Terbentuknya Triple Alliance ini merupakan pertanda keberhasilan politik Bismarck.
Dia berhasil membawa Jerman bersekutu dengan tiga kekuatan besar sambil
bersahabat dengan yang lain, khususnya dengan Inggris yang menjauhkan diri dari
semua persekutuan. Prancis memjadi terisolasi sehingga tidak lagi merupakan
ancaman. Diplomasi Bismarck merupakan suatu keberhasilan besar, namun juga
diimbangi oleh tantangan memelihara sistem persekutuanya yang rumit didepan
hidung persaingan yang terus berlanjut diantara sekutu-sekutu Jerman.
Persaingan
antara sekutu-sekutu Jerman tidak hanya terjadi antara Austria dengan Rusia,
akan tetapi juga antara Austria dengan Italia. Italia masih menganggap adanya
beberapa daerah yang seharusnya sudah dimasukkan kedalam Negara Kesatuan Italia
(Italia Irredenta), namun masih dikuasai oleh Austria. Daerah-daerah itu adalah
Tirol Selatan, Dalmatia, dan Istria. Kondisi seperti inilah yang menyebabkan
posisi Italia dalam Triple Aliansi sewaktu-waktu bisa berubah. Hal ini terbukti
nanti pada saat terjadinya Perang dunia I.
Walaupun perang
di Balkan yang terjadi pada tahun 1885 kembali menjauhkan Austria dari Rusia,
namun secara keseluruhan Bismarck tergolong berhasil. Sadar bahwa Three
Emperors League pada dasarnya sudah ambruk, Bismarck berhasil menegosiasikan
Reisurance Treaty dengan Rusia, di mana kedua pihak sepakat akan tetap tinggal
netral jika salah satu diserang pihak ketiga. (Craig [et al.],1986:1073).
Upaya Bismarck
untuk menempatkan Jerman sebgai negara penting di Eropa tampaknya berjalan
dengan baik. Perdamaian relatif dapat ditegakkan dengan mengendalikan
gejolak-gejolak kecil-misalnya yang terjadi di Balkan hingga tidak sampai
merebak menjadi perang besar. Akan tetapi perubahan yang terjadi di Jerman
sendiri (1888) menimbulkan akibat yang sukar dikendalikan.
Pada tahun 1888
william II naik tahta berusia 29 tahun ini, ternyata adalah seorang yang
memiliki sifat ambisius dan tidak sabar. Dia memiliki watak yang angkuh dan
percaya bahwa kerajaan merupakan takdir
Tuhan (“by divine right”). William II memiliki cacat lahir tanganya
kecil dan lemah, sehingga diduga untuk menutupi kekurangannya inilah ia
melakukan kompensasi dengan menampilkan diri sebagai orang kuat dan
bersemangat., bersikap dan berpandangan yang militeristis, serta menggunakan
retorik yang kadang-kadang keras dan memalukan serta bombastis. ( Craig [et
al.],1986:1073).
Seperti banyak
juga orang Jerman yang dari generasinya, William II dipenuhi oleh perasaan
bahwa Jerman ditakdirkan sebagai negara terkemuka di Eropa. Dia menghendaki
pengakuan paling tidak sederajat dengan Inggris. Untuk mencapai ‘place in the sun’ (artinya ruang dan kondisi yang menguntungkan
untuk berkembang) dia dan teman-temanya sebayanya menghendaki pembangunan
angkatan laut dan daerah jajahan seperti Inggris. Tujuan ini tentu saja
bertentangan dengan politik Bismarck yang hanya terbatas pada daratan Eropa.
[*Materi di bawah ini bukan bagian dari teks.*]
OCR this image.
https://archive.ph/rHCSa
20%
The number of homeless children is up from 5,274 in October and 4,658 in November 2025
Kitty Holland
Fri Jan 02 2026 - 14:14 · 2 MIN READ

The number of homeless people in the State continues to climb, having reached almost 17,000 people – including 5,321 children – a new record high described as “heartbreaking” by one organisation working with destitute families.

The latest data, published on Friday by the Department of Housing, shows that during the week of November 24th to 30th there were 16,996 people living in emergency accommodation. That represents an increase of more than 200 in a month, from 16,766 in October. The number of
Ketika William II mengemukakan pembangunan angkatan laut sebagai suatu
pertahanan terhadap pendaratan Inggris di Jerman Utara, Bismarck menjawab
dengan mengatakan, “if the British should land on our soil, I should have them
arrested”, (Terjemahannya:”jika orang Inggris mendarat di tanah kita, saya akan
tangkap mereka”) ( Craig [et al.],1986:1073). Ini hanya salah satu contoh yang
memperlihatkan betapa berbedanya kaisar (kaiser)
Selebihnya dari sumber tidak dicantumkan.